Die jüngsten 72 Stunden aus dem Leben der Ampel sind so etwas wie eine Geschichte dieser Regierung im Kleinen. Die drei Tage spiegeln all das wider, was SPD, Grüne und FDP seit knapp zwei Jahren nicht hinbekommen, nämlich wenigstens halbwegs geschlossen aufzutreten.

Nur zur Klarstellung: Es geht gar nicht darum, dass die beteiligten Parteien nicht miteinander um den richtigen Weg streiten dürften. Das gehört selbstverständlich zum Alltag einer Koalition. Erst recht, wenn sich die Probleme derart auftürmen wie seit Regierungsantritt. Fatal wird es jedoch, wenn in wichtigen Punkten Absprachen gar nicht getroffen oder, falls es sie denn gab, anschließend gleich wieder in Frage gestellt werden.

Beispiel eins: Deutschland enthält sich bei der Abstimmung der Vereinten Nationen über eine Resolution zur Waffenruhe in Gaza. Federführend ist Außenministerin Annalena Baerbock (Grüne). Gleich danach lässt FDP-Chef und Finanzminister Christian Lindner durchblicken, dass er und seine Partei nicht eingebunden gewesen seien und die Entscheidung auch nicht nachvollziehen könnten.

Kein gutes Zeichen

Wie kann das sein? In einer Frage, die nach Meinung aller Beteiligten etwas mit der deutschen „Staatsräson“ zu tun hat, konnte sich die Regierung nicht auf einen gemeinsamen Kurs einigen? Kein gutes Zeichen, auch international nicht.

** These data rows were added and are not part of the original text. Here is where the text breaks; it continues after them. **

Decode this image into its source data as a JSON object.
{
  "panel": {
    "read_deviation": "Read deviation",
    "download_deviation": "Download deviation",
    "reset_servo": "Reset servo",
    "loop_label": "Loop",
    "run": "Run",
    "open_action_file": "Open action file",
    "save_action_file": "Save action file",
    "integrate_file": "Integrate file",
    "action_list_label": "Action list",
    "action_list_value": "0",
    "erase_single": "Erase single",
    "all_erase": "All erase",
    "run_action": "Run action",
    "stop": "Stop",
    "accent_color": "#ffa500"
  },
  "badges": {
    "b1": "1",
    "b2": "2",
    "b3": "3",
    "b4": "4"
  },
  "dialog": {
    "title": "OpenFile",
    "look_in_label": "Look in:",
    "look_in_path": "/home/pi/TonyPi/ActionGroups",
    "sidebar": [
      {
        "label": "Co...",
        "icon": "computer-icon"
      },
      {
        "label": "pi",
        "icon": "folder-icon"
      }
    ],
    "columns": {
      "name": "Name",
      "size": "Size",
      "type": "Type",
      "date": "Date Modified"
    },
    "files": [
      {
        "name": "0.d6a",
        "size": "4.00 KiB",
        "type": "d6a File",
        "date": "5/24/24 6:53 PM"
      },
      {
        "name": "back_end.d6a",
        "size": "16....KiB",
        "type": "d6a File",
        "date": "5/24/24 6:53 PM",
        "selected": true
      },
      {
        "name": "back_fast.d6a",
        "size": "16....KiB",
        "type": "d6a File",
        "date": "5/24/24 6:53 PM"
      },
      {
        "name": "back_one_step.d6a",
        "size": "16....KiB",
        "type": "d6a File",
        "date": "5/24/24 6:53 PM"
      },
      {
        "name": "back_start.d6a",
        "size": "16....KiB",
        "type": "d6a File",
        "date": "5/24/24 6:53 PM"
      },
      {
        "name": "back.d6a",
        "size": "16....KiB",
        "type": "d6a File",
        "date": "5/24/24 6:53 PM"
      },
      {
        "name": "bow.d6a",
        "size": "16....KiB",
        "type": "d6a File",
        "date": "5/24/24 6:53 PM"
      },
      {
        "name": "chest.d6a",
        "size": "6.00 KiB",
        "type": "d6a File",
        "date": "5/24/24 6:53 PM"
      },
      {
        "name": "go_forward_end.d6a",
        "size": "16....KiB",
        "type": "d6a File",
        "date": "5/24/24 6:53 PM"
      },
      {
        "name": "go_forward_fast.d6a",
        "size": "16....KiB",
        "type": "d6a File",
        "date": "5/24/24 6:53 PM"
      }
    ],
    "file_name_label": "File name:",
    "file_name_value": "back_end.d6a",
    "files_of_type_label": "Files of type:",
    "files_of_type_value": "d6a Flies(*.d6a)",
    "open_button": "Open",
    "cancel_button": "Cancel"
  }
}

Beispiel zwei: In einem offenen Brief fordern 26 FDP-Landespolitiker ihren Bundesvorsitzenden Lindner „dringend“ auf, über einen Ausstieg aus der Ampel-Koalition nachzudenken. Die Regierungsbeteiligung verlange von den Liberalen ein Verbiegen „bis zur Unkenntlichkeit“ und könne zu deren Niedergang führen. Nicht gerade eine vertrauensbildende Maßnahme, wenn man gleichzeitig in Berlin über Kriege, Energiewandel und Migration verhandelt.

Beispiel drei: „Da müssen wir neu ran“, mit diesen Worten kündigt der FDP-Chef grundlegende Neuüberlegungen zum Bundeshaushalt (vor allem eine Senkung der Sozialausgaben) an. Gleichzeitig teilt SPD-Vorsitzende Saskia Esken das Gegenteil mit. Die Schuldenbremse müsse angesichts der Probleme allüberall ausgesetzt werden.

Häufig FDP gegen Grüne

Häufig, wenn auch nicht immer, sind es FDP und Grüne, deren Vorstellungen aufeinanderprallen. Und die Kanzlerpartei SPD steht irgendwo dazwischen, schlägt sich mal auf die eine, mal auf die andere Seite.

Es liegt in der Natur solcher Dreier-Koalitionen, dass sich die Fliehkräfte immer wieder durchsetzen. Vielleicht müssen wir in Deutschland, dem Land der traditionellen Zweier-Koalitionen, auch erst einen Umgang damit finden. Dann würden wir momentan eine Lehrzeit für künftige derartige Bündnisse erleben, die zweifellos in Zukunft häufiger sein werden.